Updated 30 Aug, 2023

KARACHI: Indus Motor Company, the maker of Toyota-brand vehicles in Pakistan, is betting on its upcoming hybrid car, the Corolla Cross, to do well at a time when petrol prices have already hit a record high and are tipped to go higher in the country.

“Hybrid vehicles will do well as it consumes 50% lower fuel,” said Indus Motor Company CEO Ali Asghar Jamali in a press briefing with journalists on Wednesday.

“HEVs are the most sustainable solution to the country’s economic problems.

“Pakistan is one the worst victims of climate change and needs strategic measures on every front to address these challenges.”

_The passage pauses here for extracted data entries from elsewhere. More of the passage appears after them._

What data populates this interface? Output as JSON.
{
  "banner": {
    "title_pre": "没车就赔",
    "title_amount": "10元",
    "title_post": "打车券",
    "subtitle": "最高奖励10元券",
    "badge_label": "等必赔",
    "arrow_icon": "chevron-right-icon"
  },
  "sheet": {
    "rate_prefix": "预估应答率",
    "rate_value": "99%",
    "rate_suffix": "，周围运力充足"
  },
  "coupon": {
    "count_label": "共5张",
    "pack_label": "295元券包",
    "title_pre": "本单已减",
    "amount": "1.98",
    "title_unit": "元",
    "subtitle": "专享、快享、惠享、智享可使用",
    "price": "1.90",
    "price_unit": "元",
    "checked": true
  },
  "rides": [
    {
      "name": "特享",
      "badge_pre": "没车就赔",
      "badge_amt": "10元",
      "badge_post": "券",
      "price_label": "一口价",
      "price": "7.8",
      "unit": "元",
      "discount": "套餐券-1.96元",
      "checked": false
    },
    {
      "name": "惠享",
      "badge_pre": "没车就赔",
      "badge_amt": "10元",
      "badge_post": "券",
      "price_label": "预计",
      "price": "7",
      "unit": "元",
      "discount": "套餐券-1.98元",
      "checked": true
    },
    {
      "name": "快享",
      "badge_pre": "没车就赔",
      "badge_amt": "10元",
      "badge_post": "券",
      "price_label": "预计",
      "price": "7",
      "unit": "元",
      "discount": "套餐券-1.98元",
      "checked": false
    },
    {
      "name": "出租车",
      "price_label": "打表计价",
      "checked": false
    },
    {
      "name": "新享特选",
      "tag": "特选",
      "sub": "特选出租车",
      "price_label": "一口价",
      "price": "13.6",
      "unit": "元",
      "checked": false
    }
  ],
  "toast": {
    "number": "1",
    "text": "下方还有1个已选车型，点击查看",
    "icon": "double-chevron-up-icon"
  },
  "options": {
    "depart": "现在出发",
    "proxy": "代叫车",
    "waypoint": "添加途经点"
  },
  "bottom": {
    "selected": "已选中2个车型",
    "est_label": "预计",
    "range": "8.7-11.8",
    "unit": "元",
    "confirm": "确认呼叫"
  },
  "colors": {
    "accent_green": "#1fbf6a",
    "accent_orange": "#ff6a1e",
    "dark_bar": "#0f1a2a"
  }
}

Jamali said HEVs are the most logical option to reduce carbon dioxide emission in fossil fuel reliant countries like Pakistan and India, which have 62% and 75% share of fossil fuel in their energy mix, respectively.

According to Global Carbon Budget 2022, annual CO2 emissions in Pakistan stood at 229.51 million tons in 2021, which was 9% higher than 210.38 million tons in 2020.

“Toyota has made an investment of $100 million to produce HEV vehicles in Pakistan and Toyota Corolla Cross, Pakistan’s first locally manufactured HEV SUV, is to be launched soon,” he highlighted.

It is expected the company would launch the Toyota Corolla Cross by the end of 2023 or early 2024.

Jamali said the adoption of hybrid technology will also result in the reduction of import bill, as 30 thousand units of HEVs will save around $37 million per annum.

Meanwhile, Jamali said despite registering a 55% reduction in production, the company has not laid off employees.

“The automobile sector of the country faces major challenges including weak demand, rapid price escalation, expensive auto financing, higher taxes, and deteriorating macros,” said Jamali.

He added that despite uncertainty regarding supply-side recovery, they have not opted for any layoffs.

He shared that the company faced a 58% decline in its volumetric sales from January to June 2023 alone.

First month of FY24: Car sales down 57% YoY as rising prices suppress demand

Jamali said that the local auto industry has been facing the issue of letters of credit for quite some time, making it difficult for the industry to meet its production targets, which in turn is badly affecting sales.

Besides, he added, the import of used cars is gaining momentum, severely impacting the already affected local auto industry, as total used car imports are more than the production of some OEMs (Original Equipment Manufacturers).

He added that more than 6,000 used cars were imported in the financial year 2022-23, with more than 1,800 units being imported only in May and June this year.

“In the presence of minimum foreign exchange reserves held by the State Bank of Pakistan, the government should refrain from permitting the policy of importing used cars and instead support the local auto industry, which is producing cars locally,” said Jamali.

He added that the industrial growth of the auto industry is essentially linked with a properly designed planned import policy and the growth of the local auto industry can never be achieved if import of used cars is freely allowed by the government.

“This issue of used car imports is also nullifying the plausible localisation achieved by the local auto industry, in terms of parts and also future localization plans,” he said.